Climate Research Pulls Deep Learning Onto Traditional Supercomputers
May 18, 2016 Nicole Hemsoth
Over the last year, stories pointing to a bright future for deep neural networks and deep learning in general have proliferated. However, most of what we have seen has been centered on the use of deep learning to power consumer services. Speech and image recognition, video analysis, and other features have spun from deep learning developments, but from the mainstream view, it would seem that scientific computing use cases are still limited.
Deep neural networks present an entirely different way of thinking about a problem set and the data that feeds it. While there are established approaches for images and speech patterns both in terms of training and inference, research areas that could benefit are still lagging somewhat behind. Further, as we have described here in the context of Baidu, Yahoo, and others, training datasets aren’t the only challenge—there are also unique hardware requirements. Separate training clusters, almost always powered by GPUs, are needed for deep learning at scale, and having tailored systems for the inference side of deep learning workflows is also helpful. Not all research centers have resources that are divided in this way, but for some centers, it is still possible to tailor around existing algorithmic and hardware constraints and achieve notable results.
This is happening already in the area of climate research where scattered efforts are tweaking existing deep learning frameworks to detect patterns, including forthcoming dangerous weather patterns. Instead of doing this on specialized training and execution clusters, some are using high performance computing systems, just as they would for their existing HPC simulation and modeling tasks.

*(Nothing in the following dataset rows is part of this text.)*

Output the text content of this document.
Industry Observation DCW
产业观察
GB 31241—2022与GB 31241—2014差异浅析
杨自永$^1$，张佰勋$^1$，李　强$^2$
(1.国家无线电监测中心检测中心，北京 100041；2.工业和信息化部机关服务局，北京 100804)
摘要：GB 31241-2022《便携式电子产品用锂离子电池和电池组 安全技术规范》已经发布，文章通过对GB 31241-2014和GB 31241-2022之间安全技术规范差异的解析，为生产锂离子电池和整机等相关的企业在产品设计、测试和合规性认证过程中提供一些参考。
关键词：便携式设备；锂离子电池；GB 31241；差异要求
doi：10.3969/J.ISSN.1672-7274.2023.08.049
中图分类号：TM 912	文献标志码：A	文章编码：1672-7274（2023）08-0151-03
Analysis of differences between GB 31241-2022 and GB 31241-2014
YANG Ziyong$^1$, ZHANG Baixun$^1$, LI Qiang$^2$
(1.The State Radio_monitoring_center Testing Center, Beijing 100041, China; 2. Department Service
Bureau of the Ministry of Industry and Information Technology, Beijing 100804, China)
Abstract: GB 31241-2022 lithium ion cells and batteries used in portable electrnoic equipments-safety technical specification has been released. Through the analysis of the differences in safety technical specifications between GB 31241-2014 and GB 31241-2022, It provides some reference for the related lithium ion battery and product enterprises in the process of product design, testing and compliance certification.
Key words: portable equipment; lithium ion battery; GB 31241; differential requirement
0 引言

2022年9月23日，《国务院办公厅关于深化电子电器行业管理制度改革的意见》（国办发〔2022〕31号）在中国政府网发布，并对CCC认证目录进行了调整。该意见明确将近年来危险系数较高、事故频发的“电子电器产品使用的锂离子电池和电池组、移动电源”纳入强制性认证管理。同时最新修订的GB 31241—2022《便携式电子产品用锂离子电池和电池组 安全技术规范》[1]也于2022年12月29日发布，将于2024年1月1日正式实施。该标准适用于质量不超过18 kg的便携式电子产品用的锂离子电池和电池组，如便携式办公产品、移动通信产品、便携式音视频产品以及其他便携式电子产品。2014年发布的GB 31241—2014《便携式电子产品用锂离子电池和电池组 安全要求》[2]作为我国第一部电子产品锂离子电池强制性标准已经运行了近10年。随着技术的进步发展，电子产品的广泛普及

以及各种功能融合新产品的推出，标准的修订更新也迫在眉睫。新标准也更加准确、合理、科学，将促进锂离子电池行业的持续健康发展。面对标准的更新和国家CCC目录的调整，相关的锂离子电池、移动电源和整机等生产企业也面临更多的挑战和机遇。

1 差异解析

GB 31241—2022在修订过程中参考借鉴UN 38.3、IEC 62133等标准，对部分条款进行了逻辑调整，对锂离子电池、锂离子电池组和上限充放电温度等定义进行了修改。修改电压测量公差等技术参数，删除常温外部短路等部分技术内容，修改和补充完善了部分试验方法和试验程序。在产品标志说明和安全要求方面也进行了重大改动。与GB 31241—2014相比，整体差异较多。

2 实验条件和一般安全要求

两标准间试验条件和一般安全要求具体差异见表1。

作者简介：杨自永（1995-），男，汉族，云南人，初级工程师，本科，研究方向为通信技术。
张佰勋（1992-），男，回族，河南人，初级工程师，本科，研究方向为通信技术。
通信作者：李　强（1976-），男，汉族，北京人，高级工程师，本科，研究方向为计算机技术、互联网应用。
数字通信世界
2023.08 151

Most recently, the blend of existing HPC systems and deep neural networks allowed climate researchers at the National Energy Research Computing Center (NERSC) to achieve quite high classification accuracy of potentially threatening climate events. The team was able to achieve between 80% to 90% which represents “the first time that deep convolutional neural networks have been applied to tackle climate pattern recognition problems.” According to the NERSC team, “this successful application could be a precursor for tackling a broad class of pattern detection problems in climate science.”

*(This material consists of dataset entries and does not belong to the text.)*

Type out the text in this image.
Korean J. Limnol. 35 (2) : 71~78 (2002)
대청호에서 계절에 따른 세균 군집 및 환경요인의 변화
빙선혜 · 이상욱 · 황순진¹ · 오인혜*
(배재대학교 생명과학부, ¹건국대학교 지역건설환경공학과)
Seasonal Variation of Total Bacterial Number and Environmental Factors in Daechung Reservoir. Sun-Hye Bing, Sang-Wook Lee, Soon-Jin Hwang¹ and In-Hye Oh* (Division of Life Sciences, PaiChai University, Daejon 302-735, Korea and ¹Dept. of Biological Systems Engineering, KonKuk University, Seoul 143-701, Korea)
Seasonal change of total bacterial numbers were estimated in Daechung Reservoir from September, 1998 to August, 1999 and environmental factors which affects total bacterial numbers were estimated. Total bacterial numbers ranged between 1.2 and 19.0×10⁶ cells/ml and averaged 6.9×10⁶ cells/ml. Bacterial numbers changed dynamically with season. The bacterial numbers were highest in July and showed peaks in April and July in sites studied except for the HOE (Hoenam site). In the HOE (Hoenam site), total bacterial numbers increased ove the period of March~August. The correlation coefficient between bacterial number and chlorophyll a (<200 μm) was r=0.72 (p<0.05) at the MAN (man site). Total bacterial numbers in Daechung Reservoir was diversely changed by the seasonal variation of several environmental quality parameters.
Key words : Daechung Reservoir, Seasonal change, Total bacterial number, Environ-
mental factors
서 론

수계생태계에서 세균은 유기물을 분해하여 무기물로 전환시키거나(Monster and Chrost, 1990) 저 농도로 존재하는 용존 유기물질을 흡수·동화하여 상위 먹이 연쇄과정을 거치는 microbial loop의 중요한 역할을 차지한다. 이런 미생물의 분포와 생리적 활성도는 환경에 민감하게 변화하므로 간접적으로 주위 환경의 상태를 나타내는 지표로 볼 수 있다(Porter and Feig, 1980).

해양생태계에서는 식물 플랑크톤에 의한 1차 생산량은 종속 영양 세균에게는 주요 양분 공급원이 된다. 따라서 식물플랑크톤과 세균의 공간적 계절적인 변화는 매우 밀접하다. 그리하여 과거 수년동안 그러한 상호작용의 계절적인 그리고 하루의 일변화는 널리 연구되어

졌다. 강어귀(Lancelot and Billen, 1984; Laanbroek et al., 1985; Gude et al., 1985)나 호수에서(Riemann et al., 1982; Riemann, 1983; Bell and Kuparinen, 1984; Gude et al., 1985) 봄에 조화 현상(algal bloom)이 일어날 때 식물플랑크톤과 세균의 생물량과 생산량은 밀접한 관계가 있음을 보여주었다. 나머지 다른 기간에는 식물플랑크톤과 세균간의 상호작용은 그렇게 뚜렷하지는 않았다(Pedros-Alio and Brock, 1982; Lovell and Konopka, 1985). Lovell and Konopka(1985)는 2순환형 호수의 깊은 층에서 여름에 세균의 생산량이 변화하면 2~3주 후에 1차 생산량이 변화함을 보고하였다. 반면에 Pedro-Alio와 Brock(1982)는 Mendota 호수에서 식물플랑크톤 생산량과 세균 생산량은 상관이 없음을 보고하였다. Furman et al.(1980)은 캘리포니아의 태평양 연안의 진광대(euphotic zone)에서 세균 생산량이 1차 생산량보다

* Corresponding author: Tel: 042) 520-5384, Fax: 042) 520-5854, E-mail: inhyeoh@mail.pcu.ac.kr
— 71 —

What is most interesting about this effort in terms of how deep learning might be applied in traditional supercomputing application areas is that a standard supercomputer was used for both the training and inference. Model training and testing all took place on the Cray XC30 “Edison” supercomputer as well as the new “Cori” supercomputer, both of which are at NERSC. The team says they mainly used single-node CPU backend of NEON, the open source library for deep learning from Nervana Systems. The optimization work to tweak the CNN was done on the 32 cores of the Cori Haswell-based system. No GPUs, apparently, were harmed in the making of these climate studies—a strange circumstance, since nearly every single one of the deep learning use cases at scale we have described here at The Next Platform uses a CPU-only approach to model training.
“Deep neural networks learn high-level representations from data directly, therefore protentially avoiding traditional subjective thresholding based criteria of climate variables for event detection.”
Also of interest, the teams used conventional convolutional neural network approaches but adapted the models and training based on the relative size and other factors of the training set. In short, adapting existing CNN approaches to climate science took some retailoring, both on the algorithmic and hardware capabilities side, but it does show a path forward for climate research, and of course, other areas in scientific computing where classification, optimization, and understanding across complex and changing datasets is required. Unlike things like ImageNet where the training set are pre-labeled images, the NERSC team’s training set consisted of several continuous spatial variables (including pressure, temperature, precipitation, etc.) that are stacked together into “image patches”. The CNN is built around this to classify key extreme weather events.
As the team describes, one of the biggest challenges for forecasting potentially dangerous weather events lies with human variance—something CNNs work around. “Existing extreme climate event detection methods all build on human expertise in defining relevant events based on evaluation of relevant spatial and temporal variables on hard and subjective thresholds….However, there is no universally accepted set of criteria for what defines a tropical cyclone [or other extreme event].”
According to the NERSC team, this study, which focused on using CNNs for classifying cyclones, atmospheric rivers, and weather fronts individually, might be extended in the future to include training a single neural network for all three events.